- Born: Liudmila Grekova 1967 or 1968 (age 58–59) Moldavian SSR, USSR
- Origin: Los Angeles, California, U.S.
- Genres: Opera
- Occupation: Singer
- Instruments: Vocals; violin; piano;
- Years active: 2019–present

= Emily Zamourka =

Moldovan and American singer (born c. 1967)

Liudmila "Emily" Zamourka (née Grekova; born c. 1967) is a Moldovan and American singer and musician. She came to prominence in late September 2019, after an LAPD officer filmed and posted a video of her singing a Puccini aria at Wilshire/Normandie station of the Los Angeles Metro Rail. The video subsequently became popular over social media.

==Overview==
In 1991, Zamourka moved from Moldova to the United States and became homeless in Los Angeles for two years when she suffered serious health problems and had to pay for her medical bills. The artist, who taught lessons in piano and violin, was forced to take up numerous jobs. She also said she ended up in the streets two or three years ago after an unknown vandal stole and destroyed her violin and with it her means of making money.
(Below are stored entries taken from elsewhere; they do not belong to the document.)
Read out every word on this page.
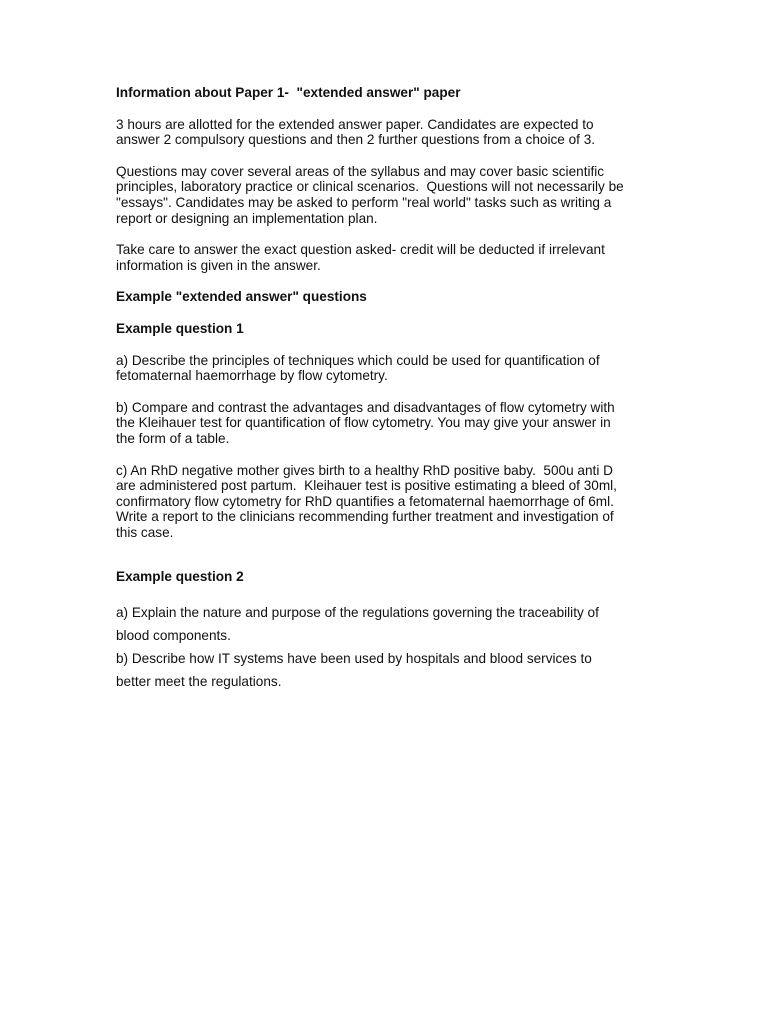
Information about Paper 1-  "extended answer" paper
3 hours are allotted for the extended answer paper. Candidates are expected to
answer 2 compulsory questions and then 2 further questions from a choice of 3.
Questions may cover several areas of the syllabus and may cover basic scientific
principles, laboratory practice or clinical scenarios.  Questions will not necessarily be
"essays". Candidates may be asked to perform "real world" tasks such as writing a
report or designing an implementation plan.
Take care to answer the exact question asked- credit will be deducted if irrelevant
information is given in the answer.
Example "extended answer" questions
Example question 1
a) Describe the principles of techniques which could be used for quantification of
fetomaternal haemorrhage by flow cytometry.
b) Compare and contrast the advantages and disadvantages of flow cytometry with
the Kleihauer test for quantification of flow cytometry. You may give your answer in
the form of a table.
c) An RhD negative mother gives birth to a healthy RhD positive baby.  500u anti D
are administered post partum.  Kleihauer test is positive estimating a bleed of 30ml,
confirmatory flow cytometry for RhD quantifies a fetomaternal haemorrhage of 6ml.
Write a report to the clinicians recommending further treatment and investigation of
this case.
Example question 2
a) Explain the nature and purpose of the regulations governing the traceability of
blood components.
b) Describe how IT systems have been used by hospitals and blood services to
better meet the regulations.
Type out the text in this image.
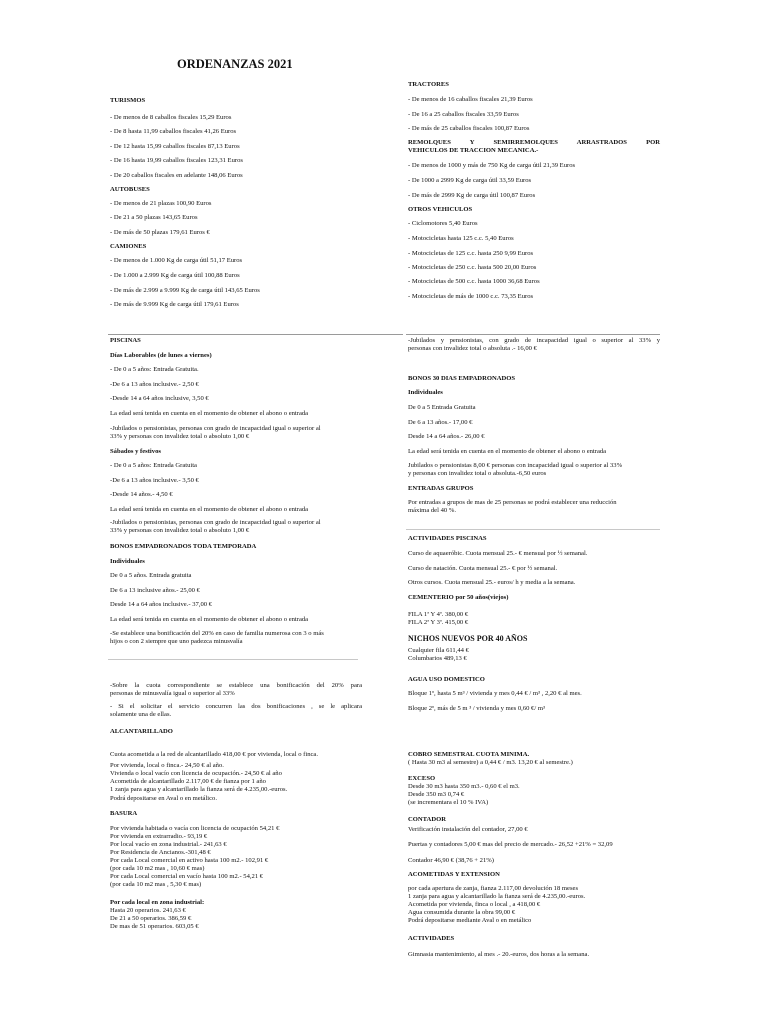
ORDENANZAS 2021
TURISMOS
- De menos de 8 caballos fiscales 15,29 Euros
- De 8 hasta 11,99 caballos fiscales 41,26 Euros
- De 12 hasta 15,99 caballos fiscales 87,13 Euros
- De 16 hasta 19,99 caballos fiscales 123,31 Euros
- De 20 caballos fiscales en adelante 148,06 Euros
AUTOBUSES
- De menos de 21 plazas 100,90 Euros
- De 21 a 50 plazas 143,65 Euros
- De más de 50 plazas 179,61 Euros €
CAMIONES
- De menos de 1.000 Kg de carga útil 51,17 Euros
- De 1.000 a 2.999 Kg de carga útil 100,88 Euros
- De más de 2.999 a 9.999 Kg de carga útil 143,65 Euros
- De más de 9.999 Kg de carga útil 179,61 Euros
TRACTORES
- De menos de 16 caballos fiscales 21,39 Euros
- De 16 a 25 caballos fiscales 33,59 Euros
- De más de 25 caballos fiscales 100,87 Euros
REMOLQUES Y SEMIRREMOLQUES ARRASTRADOS POR
VEHICULOS DE TRACCION MECANICA.-
- De menos de 1000 y más de 750 Kg de carga útil 21,39 Euros
- De 1000 a 2999 Kg de carga útil 33,59 Euros
- De más de 2999 Kg de carga útil 100,87 Euros
OTROS VEHICULOS
- Ciclomotores 5,40 Euros
- Motocicletas hasta 125 c.c. 5,40 Euros
- Motocicletas de 125 c.c. hasta 250 9,99 Euros
- Motocicletas de 250 c.c. hasta 500 20,00 Euros
- Motocicletas de 500 c.c. hasta 1000 36,68 Euros
- Motocicletas de más de 1000 c.c. 73,35 Euros
PISCINAS
Días Laborables (de lunes a viernes)
- De 0 a 5 años: Entrada Gratuita.
-De 6 a 13 años inclusive.- 2,50 €
-Desde 14 a 64 años inclusive, 3,50 €
La edad será tenida en cuenta en el momento de obtener el abono o entrada
-Jubilados o pensionistas, personas con grado de incapacidad igual o superior al
33% y personas con invalidez total o absoluto 1,00 €
Sábados y festivos
- De 0 a 5 años: Entrada Gratuita
-De 6 a 13 años inclusive.- 3,50 €
-Desde 14 años.- 4,50 €
La edad será tenida en cuenta en el momento de obtener el abono o entrada
-Jubilados o pensionistas, personas con grado de incapacidad igual o superior al
33% y personas con invalidez total o absoluto 1,00 €
BONOS EMPADRONADOS TODA TEMPORADA
Individuales
De 0 a 5 años. Entrada gratuita
De 6 a 13 inclusive años.- 25,00 €
Desde 14 a 64 años inclusive.- 37,00 €
La edad será tenida en cuenta en el momento de obtener el abono o entrada
-Se establece una bonificación del 20% en caso de familia numerosa con 3 o más
hijos o con 2 siempre que uno padezca minusvalía
-Jubilados y pensionistas, con grado de incapacidad igual o superior al 33% y
personas con invalidez total o absoluta .- 16,00 €
BONOS 30 DIAS EMPADRONADOS
Individuales
De 0 a 5 Entrada Gratuita
De 6 a 13 años.- 17,00 €
Desde 14 a 64 años.- 26,00 €
La edad será tenida en cuenta en el momento de obtener el abono o entrada
Jubilados o pensionistas 8,00 € personas con incapacidad igual o superior al 33%
y personas con invalidez total o absoluta.-6,50 euros
ENTRADAS GRUPOS
Por entradas a grupos de mas de 25 personas se podrá establecer una reducción
máxima del 40 %.
ACTIVIDADES PISCINAS
Curso de aquaeróbic. Cuota mensual 25.- € mensual por ½ semanal.
Curso de natación. Cuota mensual 25.- € por ½ semanal.
Otros cursos. Cuota mensual 25.- euros/ h y media a la semana.
CEMENTERIO por 50 años(viejos)
FILA 1ª Y 4ª. 380,00 €
FILA 2ª Y 3ª. 415,00 €
NICHOS NUEVOS POR 40 AÑOS
Cualquier fila 611,44 €
Columbarios 489,13 €
-Sobre la cuota correspondiente se establece una bonificación del 20% para
personas de minusvalía igual o superior al 33%
- Si el solicitar el servicio concurren las dos bonificaciones , se le aplicara
solamente una de ellas.
ALCANTARILLADO
Cuota acometida a la red de alcantarillado 418,00 € por vivienda, local o finca.
Por vivienda, local o finca.- 24,50 € al año.
Vivienda o local vacío con licencia de ocupación.- 24,50 € al año
Acometida de alcantarillado 2.117,00 € de fianza por 1 año
1 zanja para agua y alcantarillado la fianza será de 4.235,00.-euros.
Podrá depositarse en Aval o en metálico.
BASURA
Por vivienda habitada o vacía con licencia de ocupación 54,21 €
Por vivienda en extrarradio.- 93,19 €
Por local vacío en zona industrial.- 241,63 €
Por Residencia de Ancianos.-301,48 €
Por cada Local comercial en activo hasta 100 m2.- 102,91 €
(por cada 10 m2 mas , 10,60 € mas)
Por cada Local comercial en vacío hasta 100 m2.- 54,21 €
(por cada 10 m2 mas , 5,30 € mas)
Por cada local en zona industrial:
Hasta 20 operarios. 241,63 €
De 21 a 50 operarios. 386,59 €
De mas de 51 operarios. 603,05 €
AGUA USO DOMESTICO
Bloque 1º, hasta 5 m³ / vivienda y mes 0,44 € / m³ , 2,20 € al mes.
Bloque 2º, más de 5 m ³ / vivienda y mes 0,60 €/ m³
COBRO SEMESTRAL CUOTA MINIMA.
( Hasta 30 m3 al semestre) a 0,44 € / m3. 13,20 € al semestre.)
EXCESO
Desde 30 m3 hasta 350 m3.- 0,60 € el m3.
Desde 350 m3 0,74 €
(se incrementara el 10 % IVA)
CONTADOR
Verificación instalación del contador, 27,00 €
Puertas y contadores 5,00 € mas del precio de mercado.- 26,52 +21% = 32,09
Contador 46,90 € (38,76 + 21%)
ACOMETIDAS Y EXTENSION
por cada apertura de zanja, fianza 2.117,00 devolución 18 meses
1 zanja para agua y alcantarillado la fianza será de 4.235,00.-euros.
Acometida por vivienda, finca o local , a 418,00 €
Agua consumida durante la obra 99,00 €
Podrá depositarse mediante Aval o en metálico
ACTIVIDADES
Gimnasia mantenimiento, al mes .- 20.-euros, dos horas a la semana.
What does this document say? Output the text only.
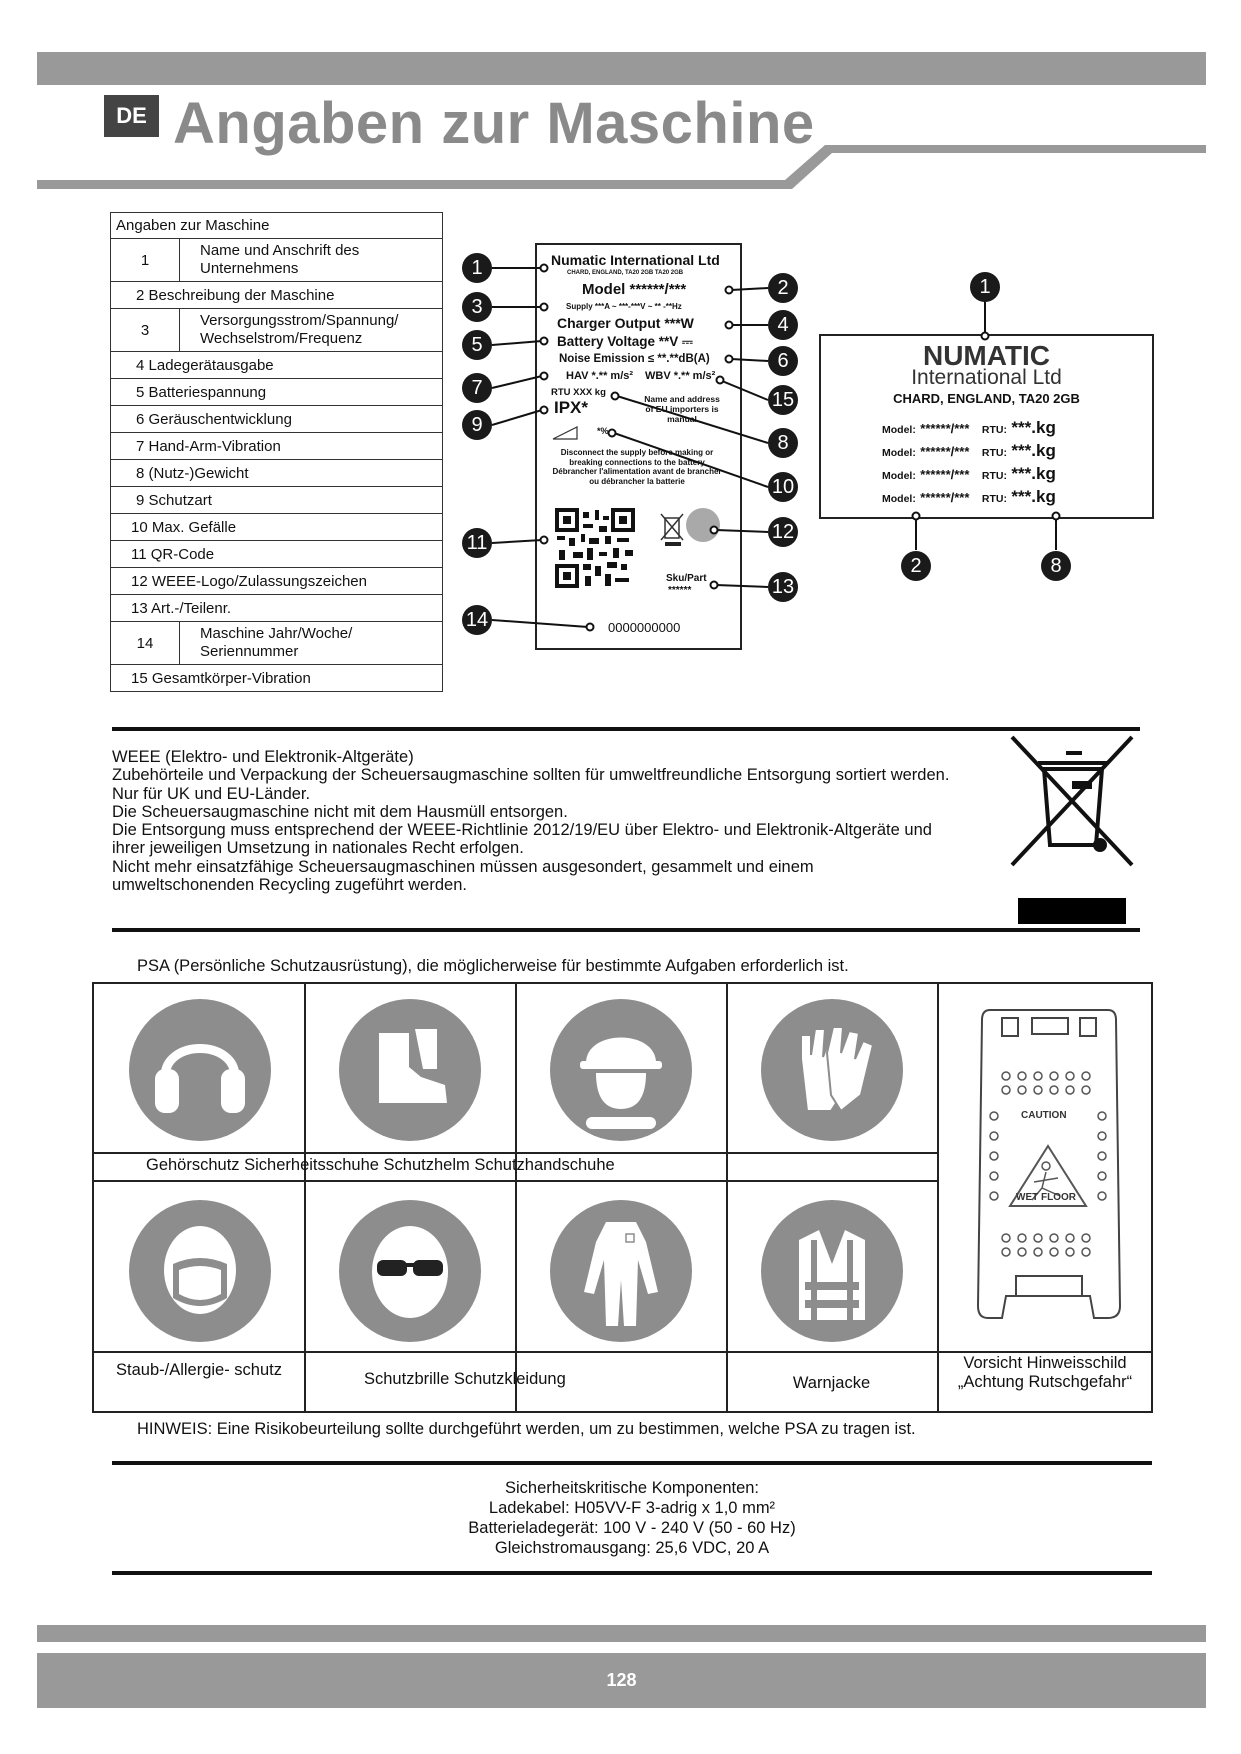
DE Angaben zur Maschine
Angaben zur Maschine	
1	Name und Anschrift des Unternehmens
2 Beschreibung der Maschine	
3	Versorgungsstrom/Spannung/ Wechselstrom/Frequenz
4 Ladegerätausgabe	
5 Batteriespannung	
6 Geräuschentwicklung	
7 Hand-Arm-Vibration	
8 (Nutz-)Gewicht	
9 Schutzart	
10 Max. Gefälle	
11 QR-Code	
12 WEEE-Logo/Zulassungszeichen	
13 Art.-/Teilenr.	
14	Maschine Jahr/Woche/ Seriennummer
15 Gesamtkörper-Vibration	
Numatic International Ltd
CHARD, ENGLAND, TA20 2GB TA20 2GB
Model ******/***
Supply ***A ~ ***-***V ~ ** -**Hz
Charger Output ***W
Battery Voltage **V ⎓
Noise Emission ≤ **.**dB(A)
HAV *.** m/s² WBV *.** m/s²
RTU XXX kg
IPX*	Name and address of EU importers is manual
*%
Disconnect the supply before making or breaking connections to the battery Débrancher l'alimentation avant de brancher ou débrancher la batterie
Sku/Part
******
0000000000
1
2
3
4
5
6
7
8
9
10
11	12
13
14
15
NUMATIC
International Ltd
CHARD, ENGLAND, TA20 2GB
Model: ******/*** RTU: ***.kg
Model: ******/*** RTU: ***.kg
Model: ******/*** RTU: ***.kg
Model: ******/*** RTU: ***.kg
1
2	8
WEEE (Elektro- und Elektronik-Altgeräte)
Zubehörteile und Verpackung der Scheuersaugmaschine sollten für umweltfreundliche Entsorgung sortiert werden.
Nur für UK und EU-Länder.
Die Scheuersaugmaschine nicht mit dem Hausmüll entsorgen.
Die Entsorgung muss entsprechend der WEEE-Richtlinie 2012/19/EU über Elektro- und Elektronik-Altgeräte und
ihrer jeweiligen Umsetzung in nationales Recht erfolgen.
Nicht mehr einsatzfähige Scheuersaugmaschinen müssen ausgesondert, gesammelt und einem
umweltschonenden Recycling zugeführt werden.
PSA (Persönliche Schutzausrüstung), die möglicherweise für bestimmte Aufgaben erforderlich ist.
Gehörschutz Sicherheitsschuhe Schutzhelm Schutzhandschuhe
Staub-/Allergie- schutz	Schutzbrille Schutzkleidung	Warnjacke
Vorsicht Hinweisschild „Achtung Rutschgefahr“
CAUTION
WET FLOOR
HINWEIS: Eine Risikobeurteilung sollte durchgeführt werden, um zu bestimmen, welche PSA zu tragen ist.
Sicherheitskritische Komponenten:
Ladekabel: H05VV-F 3-adrig x 1,0 mm²
Batterieladegerät: 100 V - 240 V (50 - 60 Hz)
Gleichstromausgang: 25,6 VDC, 20 A
128
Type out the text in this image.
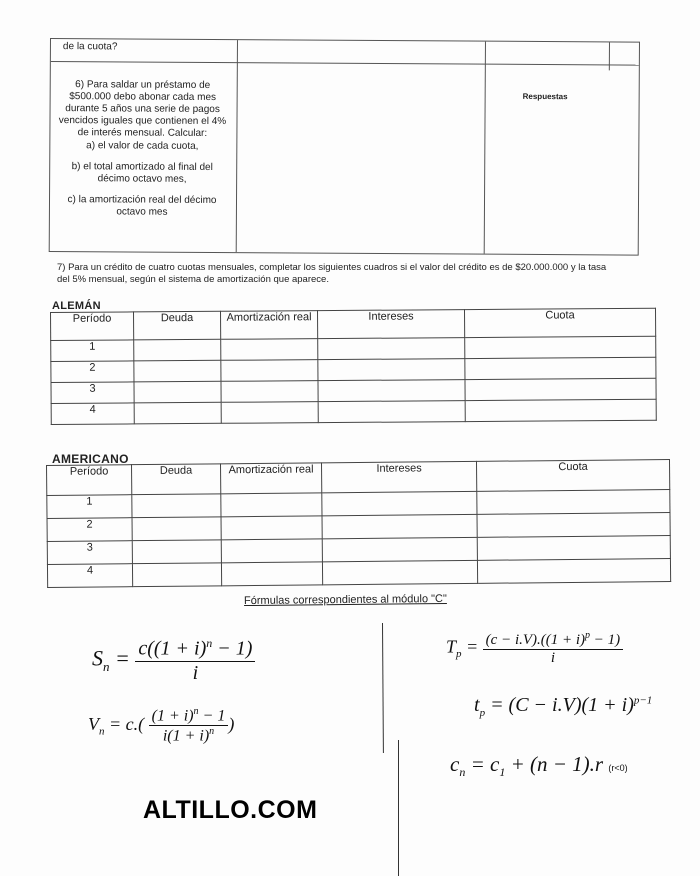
de la cuota?

6) Para saldar un préstamo de $500.000 debo abonar cada mes durante 5 años una serie de pagos vencidos iguales que contienen el 4% de interés mensual. Calcular:

a) el valor de cada cuota,

b) el total amortizado al final del décimo octavo mes,

c) la amortización real del décimo octavo mes

Respuestas
7) Para un crédito de cuatro cuotas mensuales, completar los siguientes cuadros si el valor del crédito es de $20.000.000 y la tasa del 5% mensual, según el sistema de amortización que aparece.
ALEMÁN
Período	Deuda	Amortización real	Intereses	Cuota
1				
2				
3				
4				
AMERICANO
Período	Deuda	Amortización real	Intereses	Cuota
1				
2				
3				
4				
Fórmulas correspondientes al módulo "C"
$S_n = \frac{c((1 + i)^n - 1)}{i}$
$V_n = c.( \frac{(1 + i)^n - 1}{i(1 + i)^n}$ )
$T_p = \frac{(c - i.V).((1 + i)^p - 1)}{i}$
$t_p = (C - i.V)(1 + i)^{p-1}$
$c_n = c_1 + (n - 1).r$ (r<0)
ALTILLO.COM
Five GoFundMe crowdfunding pages helped Zamourka get off the streets, and get her a new violin surpassed $80,000 towards the goal of $85,000. Since her subway singing, Zamourka performed at the unveiling of the Historic Little Italy sign in downtown San Pedro on Saturday October 5, 2019 before a live audience that praised her with uproarious applause. She performed there only one song: the same Puccini aria she sang on the viral video.

==Recording offer==
On October 3, 2019, two time Grammy nominated record producer Joel Diamond publicly offered Zamourka a recording contract. Due to complications working with Zamourka, Diamond later withdrew his offer.